The Dow Jones Industrial Average jumped 25 percent in the year, ending Friday’s session at 24,719.22 after scoring 71 new records, the most since the index’s creation in 1896.
The S&P 500 rose 19.4 percent to close the year at 2,673.61, while the tech-rich NASDAQ surged 28.2 percent to 6,903.39, after briefly crossing 7,000 for the first time earlier this month.
Other leading bourses also enjoyed robust gains, including in Europe and especially Asia, where Hong Kong jumped more than one-third and Tokyo pushed nearly 20 percent higher, propelled by strengthening economic conditions in Asia and positive momentum from US markets.
Wall Street’s performance marks the latest sign of gathering strength in the world’s biggest economy after the 2008 financial crisis pushed the nation into the “Great Recession.”
US unemployment hit a 17-year low last month, and other key data points on retail sales and GDP have also improved.
The “bull market” — defined as the period in which stocks have avoided a 20 percent drop — has now lasted 106 months.
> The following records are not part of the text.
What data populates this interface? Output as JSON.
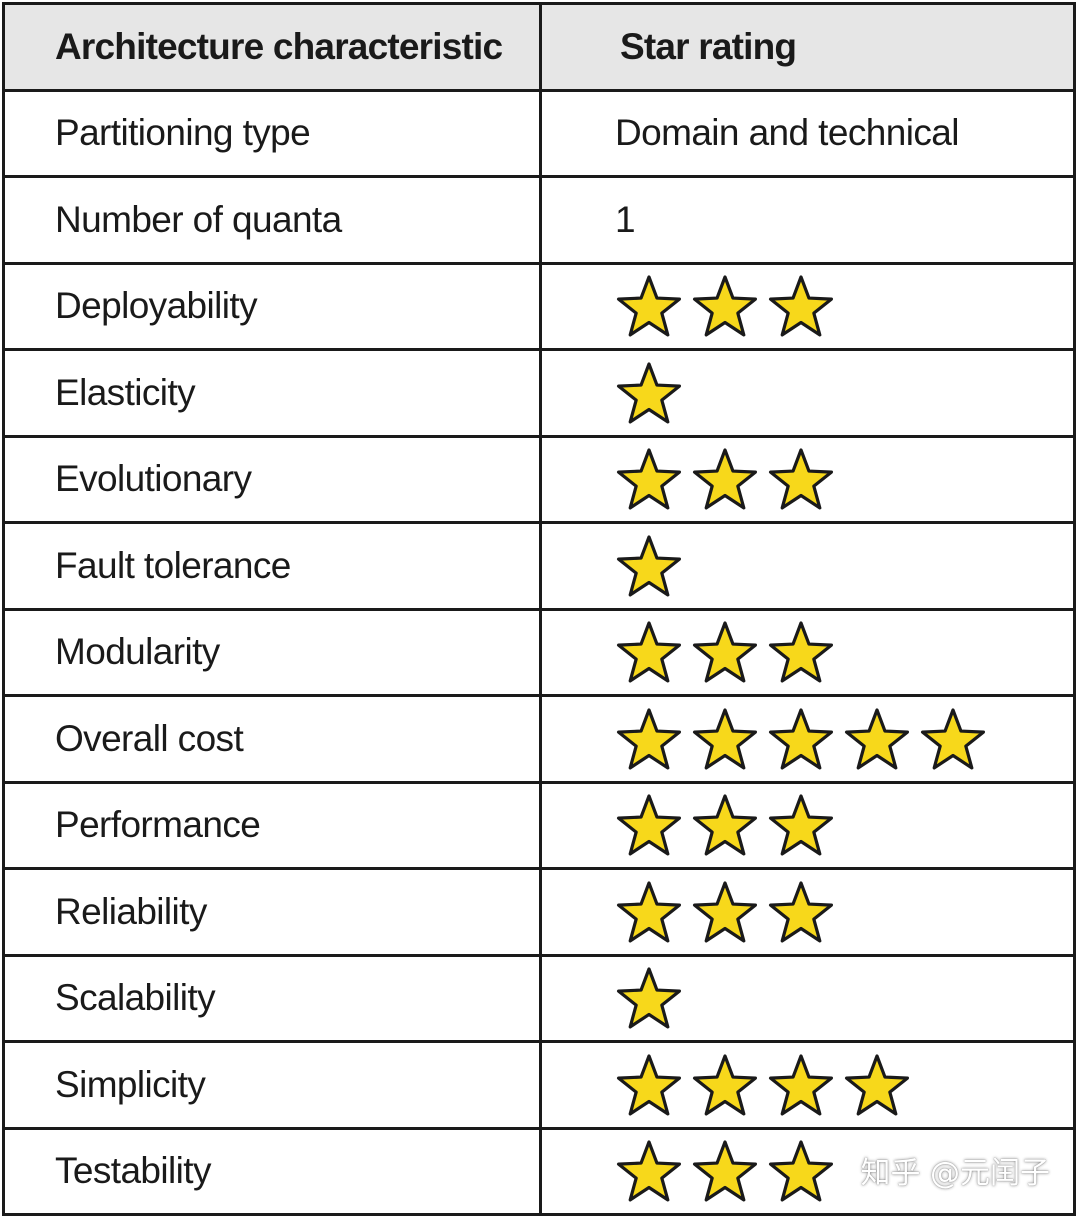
{
  "header": {
    "col1": "Architecture characteristic",
    "col2": "Star rating"
  },
  "star_color": "#f7d81b",
  "rows": [
    {
      "name": "Partitioning type",
      "text": "Domain and technical"
    },
    {
      "name": "Number of quanta",
      "text": "1"
    },
    {
      "name": "Deployability",
      "stars": 3
    },
    {
      "name": "Elasticity",
      "stars": 1
    },
    {
      "name": "Evolutionary",
      "stars": 3
    },
    {
      "name": "Fault tolerance",
      "stars": 1
    },
    {
      "name": "Modularity",
      "stars": 3
    },
    {
      "name": "Overall cost",
      "stars": 5
    },
    {
      "name": "Performance",
      "stars": 3
    },
    {
      "name": "Reliability",
      "stars": 3
    },
    {
      "name": "Scalability",
      "stars": 1
    },
    {
      "name": "Simplicity",
      "stars": 4
    },
    {
      "name": "Testability",
      "stars": 3
    }
  ],
  "watermark": "知乎 @元闰子"
}
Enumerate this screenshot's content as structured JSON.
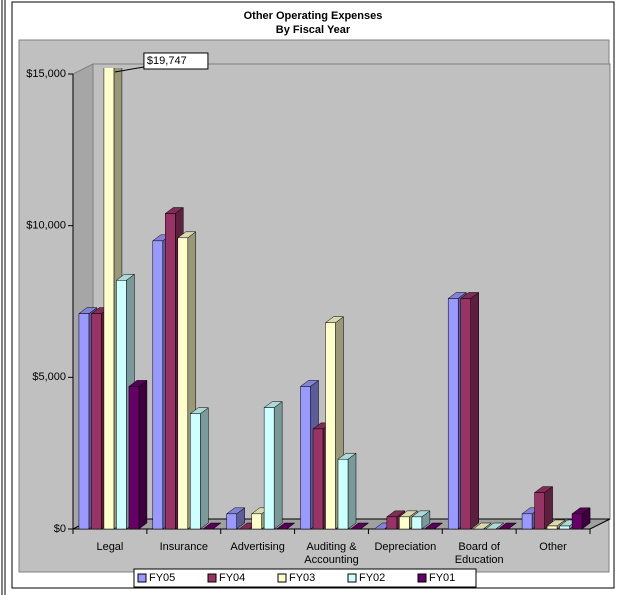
{
  "chart_data": {
    "type": "bar3d",
    "title": "Other Operating Expenses",
    "subtitle": "By Fiscal Year",
    "categories": [
      "Legal",
      "Insurance",
      "Advertising",
      "Auditing & Accounting",
      "Depreciation",
      "Board of Education",
      "Other"
    ],
    "series": [
      {
        "name": "FY05",
        "color": "#9999ff",
        "values": [
          7100,
          9500,
          500,
          4700,
          0,
          7600,
          500
        ]
      },
      {
        "name": "FY04",
        "color": "#993366",
        "values": [
          7100,
          10400,
          0,
          3300,
          400,
          7600,
          1200
        ]
      },
      {
        "name": "FY03",
        "color": "#ffffcc",
        "values": [
          19747,
          9600,
          500,
          6800,
          400,
          0,
          100
        ],
        "value_labels": [
          "$19,747",
          null,
          null,
          null,
          null,
          null,
          null
        ]
      },
      {
        "name": "FY02",
        "color": "#ccffff",
        "values": [
          8200,
          3800,
          4000,
          2300,
          400,
          0,
          100
        ]
      },
      {
        "name": "FY01",
        "color": "#660066",
        "values": [
          4700,
          0,
          0,
          0,
          0,
          0,
          500
        ]
      }
    ],
    "ylim": [
      0,
      15000
    ],
    "yticks": [
      {
        "value": 0,
        "label": "$0"
      },
      {
        "value": 5000,
        "label": "$5,000"
      },
      {
        "value": 10000,
        "label": "$10,000"
      },
      {
        "value": 15000,
        "label": "$15,000"
      }
    ],
    "legend": "bottom"
  }
}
That is the second longest in history, and Trump’s tax cut has indeed lifted optimism about corporate earnings, prompting many analysts to boost their forecasts for business profits and US growth.
Wells Fargo Advisors this week predicted the tax bill could extend the US’ economic growth cycle “by a couple of years more,” propelling some sectors, such as industrials.
Concerns include a possible hastening of US Federal Reserve interest rate increases if inflation, which has been modest, accelerates amid higher growth in the wake of the tax cuts.
“Inflation is kind of the one lingering doubt out there,” said Shawn Cruz, senior specialist in trading at TD Ameritrade, who expects comment from US Fed chair nominee Jerome Powell and other new additions to the policysetting US Federal Open Market Committee to be scrutinized closely by markets.
Other worries cited by analysts include a worsening of economic conditions in China and North Korean nuclear aggression. Concerns about a trade war have moderated somewhat compared with Trump’s initial emergence and harsh talk of “America first” policy.
However, analysts said negotiations to recraft the North American Free Trade Agreement and ongoing frictions between Beijing and Washington must be monitored.